Em se tratando de doação, se a PEC 45 for aprovada, mesmo que o doador resida no exterior, passará a incidir o imposto no estado em que reside o donatário, sendo o bem móvel, e, se ambos residirem no exterior, incidirá o ITCMD sobre a doação de bem imóvel no estado em que está situado o bem. No que tange à transmissão por herança, a nova regra propõe que, na hipótese dos bens móveis ou imóveis estarem localizados no exterior, o ITCMD será devido no estado em que residia ou era domiciliado o falecido. No caso de falecido residente ou domiciliado no exterior, o imposto será cobrado pelo estado de domicílio do herdeiro.
Por fim, o ponto mais incontroverso do texto acerca da presente matéria consiste na imposição de progressividade na alíquota de ITCMD. A rigor, a progressividade do ITCMD já era possível, por expressa autorização do STF, inclusive já em prática por diversos Estados. Contudo, o novo texto passa a impor a obrigação de progressividade às alíquotas de ITCMD, tornando de caráter obrigatório para todos os entes federados estaduais. Todavia, ainda que esta alteração específica tenha repercutido na mídia e tenha ganhado grande destaque dentre as mudanças propostas, nos parece que, no curto prazo, a mudança no texto constitucional não traga grandes efeitos práticos.
Isto, pois, a maioria dos Estados brasileiros já vinham optando por adotar a progressividade nas alíquotas de ITCMD, e, também, caso um Estado opte por manter a alíquota fixa, possivelmente, não haverá maiores consequências, considerando que a interferência federal na autonomia dos estados já cria atritos entre os entes federados.

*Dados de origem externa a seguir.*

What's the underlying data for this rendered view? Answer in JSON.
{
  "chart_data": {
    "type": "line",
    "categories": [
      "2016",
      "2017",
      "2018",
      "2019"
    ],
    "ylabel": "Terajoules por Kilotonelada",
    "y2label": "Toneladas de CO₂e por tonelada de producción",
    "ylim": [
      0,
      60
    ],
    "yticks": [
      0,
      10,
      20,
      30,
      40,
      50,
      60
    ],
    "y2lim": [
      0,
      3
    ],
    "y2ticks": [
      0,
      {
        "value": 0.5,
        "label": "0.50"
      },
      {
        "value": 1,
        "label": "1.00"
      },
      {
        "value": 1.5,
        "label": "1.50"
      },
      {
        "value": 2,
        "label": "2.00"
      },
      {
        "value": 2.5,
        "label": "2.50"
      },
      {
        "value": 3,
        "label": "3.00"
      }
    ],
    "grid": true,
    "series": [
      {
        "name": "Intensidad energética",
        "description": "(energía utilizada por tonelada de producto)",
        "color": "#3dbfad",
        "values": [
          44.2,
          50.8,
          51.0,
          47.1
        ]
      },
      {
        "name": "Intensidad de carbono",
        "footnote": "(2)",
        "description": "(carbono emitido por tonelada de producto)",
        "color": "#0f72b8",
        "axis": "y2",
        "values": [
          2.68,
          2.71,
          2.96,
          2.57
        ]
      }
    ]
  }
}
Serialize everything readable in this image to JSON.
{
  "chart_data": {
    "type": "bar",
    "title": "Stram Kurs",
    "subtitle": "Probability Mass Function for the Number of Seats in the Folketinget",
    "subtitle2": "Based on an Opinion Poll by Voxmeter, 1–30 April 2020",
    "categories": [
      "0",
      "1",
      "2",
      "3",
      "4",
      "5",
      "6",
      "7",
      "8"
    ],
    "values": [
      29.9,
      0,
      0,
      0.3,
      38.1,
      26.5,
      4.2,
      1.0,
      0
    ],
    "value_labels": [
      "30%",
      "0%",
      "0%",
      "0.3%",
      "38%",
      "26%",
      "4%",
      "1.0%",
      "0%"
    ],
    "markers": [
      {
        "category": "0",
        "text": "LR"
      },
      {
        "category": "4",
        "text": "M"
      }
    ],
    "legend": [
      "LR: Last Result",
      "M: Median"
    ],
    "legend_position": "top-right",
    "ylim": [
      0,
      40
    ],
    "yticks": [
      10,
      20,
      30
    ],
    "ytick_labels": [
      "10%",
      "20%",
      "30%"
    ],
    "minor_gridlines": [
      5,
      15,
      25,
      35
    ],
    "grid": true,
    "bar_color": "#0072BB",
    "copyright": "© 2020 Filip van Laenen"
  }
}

Contudo, a mudança proposta dá ensejo para uma nova Resolução do Senado, a qual poderia aumentar a alíquota máxima do ITCMD, aproveitando o cenário político de grandes alterações tributárias. Hoje, em consonância ao disposto na Constituição Federal, a alíquota máxima do ITCMD deve ser fixada por Resolução do Senado, atualmente limitada a 8% (Resolução nº 9, de 05 de maio de 1992). Alterando-se esse percentual, os Estados poderão aumentar de forma significativa as suas alíquotas de ITCMD, trazendo um grande impacto para a população em geral.
A aprovação deste texto trará grande consequência para famílias de alto patrimônio, que deverão ser as principais afetadas, caso as novas normas sejam aprovadas. Herdeiros com direito a um patrimônio menor lidarão com um tributo menor, enquanto herdeiros com direito a um capital mais vasto serão taxados com alíquotas mais altas. Hoje, por exemplo, no estado de São Paulo está em vigor alíquota fixa de 4%, mais vantajosa que em outras localidades do nosso País.
Logo, neste momento de possibilidade de alteração da legislação tributária, a estruturação de planejamentos tributários, patrimoniais e sucessórios se mostra útil para evitar maior carga tributária.
Por fim, tem-se que as alterações envolvendo a alíquota de ITCMD não são tão drásticas para grande parte da população a curto prazo. Todavia, a aprovação do novo texto inaugura um contexto político que merece mais cuidado, pois dá margem à realização de mudanças significativas, merecendo atenção dos contribuintes, no que se refere ao imposto ora debatido, principalmente, no tocante a planejamento sucessório.